Jeśli oddalisz obraz wystarczająco daleko, wykres bitcoina wyglądał będzie w dużej mierze jak ten powyżej. Mógłbyś po prostu narysować prostą ukośną linię przecinającą dane (regresja liniowa) i dojść do wniosku, że cena i tak zawsze idzie w górę, prawda?
I tak i nie.
Można argumentować, że cena będzie z czasem rosnąć, ale ta informacja nie wystarczy. Jeśli spojrzysz na wykres z szerszej perspektywy okaże się, że w ramach poszczególnych cykli rynkowych występuje duża zmienność. Jak zapewne wiesz, w branży kryptowalut zdarzają się załamania kursu na poziomie 50–80%, po których mogą następować ruchy nawet 10–20 razy wyżej od ceny, która została zanotowana w ramach lokalnego “dołka”.
Jeśli więc przyjrzysz się uważnie wykresowi logarytmicznemu BTC w funkcji czasu, możesz zauważyć, że lepsze dopasowanie może mieć postać y = log (x). Jeśli nie pamiętasz ze szkoły, jak to wygląda, oto wykres:
Wygląda podobnie do naszego wykresu bitcoina? Nie do końca…
Chociaż kształt wykresu może być podobny do prostej funkcji logarytmicznej, należy go przesunąć i przeskalować w sposób, który najlepiej pasuje do naszych danych.
Można to zrobić za pomocą linii w postaci y = a.log (x) + b, gdzie x to czas, a a i b to dowolne stałe.
Możemy więc spróbować znaleźć najlepszą krzywą regresji logarytmicznej, rozwiązując a i b na podstawie istniejących danych cenowych, które posiadamy. Możemy użyć do tego SciPy w Pythonie. Oto kod, po którym następuje wykres. Zauważ, że staramy się dopasować log danych na osi y, dlatego też przed wyświetleniem jego wartości musimy go potęgować.
Widać, że logarytmiczna linia regresji pasuje do danych całkiem dobrze. Ale jeśli przyjrzysz się uważnie zauważysz, że przebywa ona znacznie więcej czasu w okolicach lokalnych minimów, a znacznie mniej czasu i uwagi poświęca fazom manii na szczytach. Co więcej, po długotrwałych okresach konsolidacji, cena rośnie i spada bardzo dynamicznie.
Co, jeśli zechcemy znaleźć linię najlepiej dopasowaną do danych, które obejmują tylko cenę w fazach konsolidacji i mogą być wykorzystane do pokazania „uczciwej” ceny bitcoina w czasie?

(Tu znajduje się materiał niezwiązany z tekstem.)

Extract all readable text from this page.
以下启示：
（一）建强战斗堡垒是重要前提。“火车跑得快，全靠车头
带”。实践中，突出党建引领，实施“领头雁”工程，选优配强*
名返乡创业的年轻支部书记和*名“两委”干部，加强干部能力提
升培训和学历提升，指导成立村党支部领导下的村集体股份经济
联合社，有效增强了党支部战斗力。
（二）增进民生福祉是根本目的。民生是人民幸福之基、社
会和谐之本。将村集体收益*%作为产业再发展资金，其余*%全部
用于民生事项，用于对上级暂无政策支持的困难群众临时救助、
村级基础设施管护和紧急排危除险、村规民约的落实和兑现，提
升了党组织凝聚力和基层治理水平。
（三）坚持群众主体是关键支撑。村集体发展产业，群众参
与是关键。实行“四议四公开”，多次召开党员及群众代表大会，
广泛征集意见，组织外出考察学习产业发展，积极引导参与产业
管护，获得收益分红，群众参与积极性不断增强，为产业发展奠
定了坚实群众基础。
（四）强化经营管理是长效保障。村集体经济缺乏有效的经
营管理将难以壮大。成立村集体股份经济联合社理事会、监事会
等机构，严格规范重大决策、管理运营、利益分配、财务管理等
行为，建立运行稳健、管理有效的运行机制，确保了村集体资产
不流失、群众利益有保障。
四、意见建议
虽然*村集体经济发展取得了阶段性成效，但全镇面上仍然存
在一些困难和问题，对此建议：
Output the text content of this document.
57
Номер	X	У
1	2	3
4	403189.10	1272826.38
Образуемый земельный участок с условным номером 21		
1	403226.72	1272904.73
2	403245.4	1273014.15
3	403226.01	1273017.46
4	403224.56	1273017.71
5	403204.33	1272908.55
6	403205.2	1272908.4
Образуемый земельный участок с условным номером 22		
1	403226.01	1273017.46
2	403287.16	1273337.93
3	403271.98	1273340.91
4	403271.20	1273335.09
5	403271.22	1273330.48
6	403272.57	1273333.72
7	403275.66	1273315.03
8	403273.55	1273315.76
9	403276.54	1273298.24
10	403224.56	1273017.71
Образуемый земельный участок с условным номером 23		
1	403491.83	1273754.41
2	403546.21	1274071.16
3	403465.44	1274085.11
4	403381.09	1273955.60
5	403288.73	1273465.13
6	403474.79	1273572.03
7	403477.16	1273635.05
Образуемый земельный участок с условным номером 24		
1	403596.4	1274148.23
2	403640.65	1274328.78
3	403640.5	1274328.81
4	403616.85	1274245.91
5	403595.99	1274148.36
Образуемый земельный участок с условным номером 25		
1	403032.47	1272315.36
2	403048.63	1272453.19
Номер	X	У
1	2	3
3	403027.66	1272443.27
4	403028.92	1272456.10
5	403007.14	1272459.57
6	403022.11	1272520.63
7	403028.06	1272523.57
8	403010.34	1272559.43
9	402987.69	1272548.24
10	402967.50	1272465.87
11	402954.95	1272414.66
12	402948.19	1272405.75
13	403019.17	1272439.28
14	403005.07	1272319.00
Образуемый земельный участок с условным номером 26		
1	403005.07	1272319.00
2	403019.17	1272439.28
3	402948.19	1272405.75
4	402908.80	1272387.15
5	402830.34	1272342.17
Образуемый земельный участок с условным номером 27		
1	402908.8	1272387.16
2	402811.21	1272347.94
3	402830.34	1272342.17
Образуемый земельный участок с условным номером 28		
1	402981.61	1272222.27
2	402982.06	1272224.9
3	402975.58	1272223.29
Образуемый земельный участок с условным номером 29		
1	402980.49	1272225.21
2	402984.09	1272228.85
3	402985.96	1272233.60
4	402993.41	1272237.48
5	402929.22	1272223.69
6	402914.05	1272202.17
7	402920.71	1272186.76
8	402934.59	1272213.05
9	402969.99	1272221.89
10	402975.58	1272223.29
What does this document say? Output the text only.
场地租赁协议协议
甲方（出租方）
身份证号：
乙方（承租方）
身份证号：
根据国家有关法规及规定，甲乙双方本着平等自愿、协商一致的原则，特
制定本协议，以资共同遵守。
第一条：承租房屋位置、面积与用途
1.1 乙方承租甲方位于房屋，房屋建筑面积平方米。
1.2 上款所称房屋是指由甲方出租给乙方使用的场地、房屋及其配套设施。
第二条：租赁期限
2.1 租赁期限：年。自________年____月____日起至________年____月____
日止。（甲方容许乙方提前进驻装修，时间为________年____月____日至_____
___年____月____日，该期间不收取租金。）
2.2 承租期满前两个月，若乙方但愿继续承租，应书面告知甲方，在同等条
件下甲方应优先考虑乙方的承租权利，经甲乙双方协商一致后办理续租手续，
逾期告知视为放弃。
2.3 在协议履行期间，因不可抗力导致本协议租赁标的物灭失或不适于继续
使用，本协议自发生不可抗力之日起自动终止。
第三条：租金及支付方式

Obszary zaznaczone na czerwono to te, które uwzględniamy w analizie, pozostałe wykluczamy. To tutaj cena bitcoina spędziła najwięcej czasu. Linia regresji logarytmicznej naturalnie przesuwa się w dół i próbuje dopasować dane do jak najbardziej linearnej struktury. Zwróć uwagę, że wybrane obszary cenowe są dowolne i możesz uwzględnić lub wykluczyć różne czasy w zależności od tego, co zdefiniujesz jako dane odstające.
Sam ten wykres nie pokazuje nam wiele poza potwierdzeniem, że cena podlega jakiejś regresji logarytmicznej. Możemy jednak uprościć go, dodając rozszerzenia powyżej i poniżej linii, aby zobaczyć, jak cena zmieniała się w pasmach w czasie.
Co możemy zaobserwować?
Na pierwszy rzut oka łatwo zauważyć, że cena wydaje się podążać za jakąś funkcją opartą na logarytmie. Bliższe przyjrzenie się pozwala jednak uzyskać więcej informacji. Widzimy, że w latach 2012 i 2013 cena wielokrotnie dotykała dolnej granicy pasma w kolorze gliny, a poprzednie szczyty sięgały do pasma w kolorze pomarańczowym. Od tego czasu żaden wierzchołek nie znalazł się w tym paśmie, a dołek nie dotknął podstawy pasma w kolorze gliny. Do pasma w kolorze gliny cena weszła podczas następnego rynku niedźwiedzia, aczkolwiek nie pozostała w nim zbyt długo. Kolejne szczyty również nie wyłamywały się do tej pory z pomarańczowego pasma. Podobnie za trzecim razem byliśmy na samym szczycie fioletowego paska i nie pozostawaliśmy w nim zbyt długo.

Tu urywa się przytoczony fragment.